Ci sono vite che scorrono lontano dai riflettori ma che, in modo silenzioso, finiscono per lasciare un segno nella grande Storia. È il filo conduttore di La cuoca di Churchill, il nuovo romanzo di Annie Gray in uscita il prossimo 17 giugno, che racconta l’esistenza straordinaria di Georgina Landemare, la donna che durante gli anni più difficili della Seconda guerra mondiale si prese cura della tavola di Winston Churchill.
Il volume si inserisce nel filone delle biografie romanzate che riportano alla luce figure rimaste per decenni nell’ombra, proprio come accaduto con titoli di successo quali La cuoca dei Kennedy e La ragazza delle meraviglie. Libri che trasformano documenti, lettere e testimonianze dimenticate in racconti capaci di restituire voce a protagonisti invisibili.

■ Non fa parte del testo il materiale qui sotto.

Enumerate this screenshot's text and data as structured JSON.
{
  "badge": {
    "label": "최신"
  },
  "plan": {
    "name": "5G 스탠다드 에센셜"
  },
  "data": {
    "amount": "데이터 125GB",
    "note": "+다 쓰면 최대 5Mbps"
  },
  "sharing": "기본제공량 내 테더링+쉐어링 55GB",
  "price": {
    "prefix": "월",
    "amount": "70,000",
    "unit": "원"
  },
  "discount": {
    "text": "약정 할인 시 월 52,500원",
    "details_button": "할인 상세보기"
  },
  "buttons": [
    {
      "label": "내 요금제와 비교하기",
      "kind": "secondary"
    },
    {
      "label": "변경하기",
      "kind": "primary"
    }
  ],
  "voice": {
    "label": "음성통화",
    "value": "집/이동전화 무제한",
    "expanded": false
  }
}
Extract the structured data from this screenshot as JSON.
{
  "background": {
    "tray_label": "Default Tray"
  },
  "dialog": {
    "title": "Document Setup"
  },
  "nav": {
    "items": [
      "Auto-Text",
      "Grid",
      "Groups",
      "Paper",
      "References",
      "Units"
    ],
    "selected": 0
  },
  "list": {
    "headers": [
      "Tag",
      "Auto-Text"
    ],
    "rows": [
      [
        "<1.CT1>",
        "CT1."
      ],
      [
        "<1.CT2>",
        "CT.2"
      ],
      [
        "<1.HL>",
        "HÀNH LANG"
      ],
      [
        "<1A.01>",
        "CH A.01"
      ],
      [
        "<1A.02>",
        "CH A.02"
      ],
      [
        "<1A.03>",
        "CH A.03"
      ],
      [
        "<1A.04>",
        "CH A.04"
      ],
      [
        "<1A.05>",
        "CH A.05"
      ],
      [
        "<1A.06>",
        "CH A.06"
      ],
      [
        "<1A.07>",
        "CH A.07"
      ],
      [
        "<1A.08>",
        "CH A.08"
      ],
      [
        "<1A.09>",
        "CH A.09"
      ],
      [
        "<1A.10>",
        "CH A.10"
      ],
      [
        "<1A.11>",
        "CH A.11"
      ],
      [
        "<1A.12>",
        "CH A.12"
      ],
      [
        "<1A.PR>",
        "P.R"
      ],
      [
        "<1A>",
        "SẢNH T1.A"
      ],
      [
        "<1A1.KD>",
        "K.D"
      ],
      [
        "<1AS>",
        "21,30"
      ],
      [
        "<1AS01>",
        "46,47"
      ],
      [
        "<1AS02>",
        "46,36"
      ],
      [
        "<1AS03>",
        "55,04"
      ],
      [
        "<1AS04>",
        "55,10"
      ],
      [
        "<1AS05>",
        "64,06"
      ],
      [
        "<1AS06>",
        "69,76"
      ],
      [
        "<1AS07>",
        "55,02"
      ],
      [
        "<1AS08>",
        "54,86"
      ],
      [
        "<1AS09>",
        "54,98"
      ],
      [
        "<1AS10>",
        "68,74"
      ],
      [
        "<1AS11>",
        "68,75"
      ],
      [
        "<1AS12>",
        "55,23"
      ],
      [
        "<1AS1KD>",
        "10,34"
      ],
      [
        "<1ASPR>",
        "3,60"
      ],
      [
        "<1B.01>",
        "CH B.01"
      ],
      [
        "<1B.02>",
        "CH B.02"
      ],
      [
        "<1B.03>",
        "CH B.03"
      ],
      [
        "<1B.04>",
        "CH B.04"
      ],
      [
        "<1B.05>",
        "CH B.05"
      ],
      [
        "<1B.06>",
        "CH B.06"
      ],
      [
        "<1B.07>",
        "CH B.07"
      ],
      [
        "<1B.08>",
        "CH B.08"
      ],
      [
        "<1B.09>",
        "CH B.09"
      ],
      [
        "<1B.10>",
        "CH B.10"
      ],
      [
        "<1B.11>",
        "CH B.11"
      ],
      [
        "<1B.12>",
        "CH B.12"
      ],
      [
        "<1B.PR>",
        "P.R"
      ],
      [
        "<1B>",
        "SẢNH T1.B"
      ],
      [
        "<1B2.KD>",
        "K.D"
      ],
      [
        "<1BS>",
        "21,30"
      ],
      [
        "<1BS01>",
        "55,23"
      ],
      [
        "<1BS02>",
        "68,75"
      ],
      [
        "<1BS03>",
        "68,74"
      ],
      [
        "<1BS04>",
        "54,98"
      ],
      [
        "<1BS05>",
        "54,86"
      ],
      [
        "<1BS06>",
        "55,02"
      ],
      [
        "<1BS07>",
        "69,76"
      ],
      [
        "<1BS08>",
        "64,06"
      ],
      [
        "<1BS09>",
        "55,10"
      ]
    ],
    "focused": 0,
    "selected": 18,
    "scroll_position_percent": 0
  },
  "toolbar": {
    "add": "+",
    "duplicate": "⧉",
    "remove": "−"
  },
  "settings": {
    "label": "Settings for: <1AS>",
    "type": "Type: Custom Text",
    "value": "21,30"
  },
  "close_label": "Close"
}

Nata in un modesto villaggio rurale dell’Inghilterra vittoriana, Georgina Landemare crebbe in un ambiente fatto di sacrifici, lavoro e tradizioni culinarie tramandate di generazione in generazione. Contro ogni aspettativa riuscì però a imporsi in un settore quasi esclusivamente maschile, diventando una delle poche chef donne dell’epoca.
Quando entrò al servizio di Winston e Clementine Churchill nel 1940, nessuno poteva immaginare che sarebbe rimasta accanto alla famiglia per ben quattordici anni, più a lungo di qualsiasi altro membro dello staff domestico.
Per Churchill il cibo non era un semplice piacere, ma uno strumento di relazione e diplomazia. Le cene organizzate da Georgina contribuirono a creare quell’atmosfera conviviale che il premier britannico considerava essenziale nei rapporti politici e internazionali.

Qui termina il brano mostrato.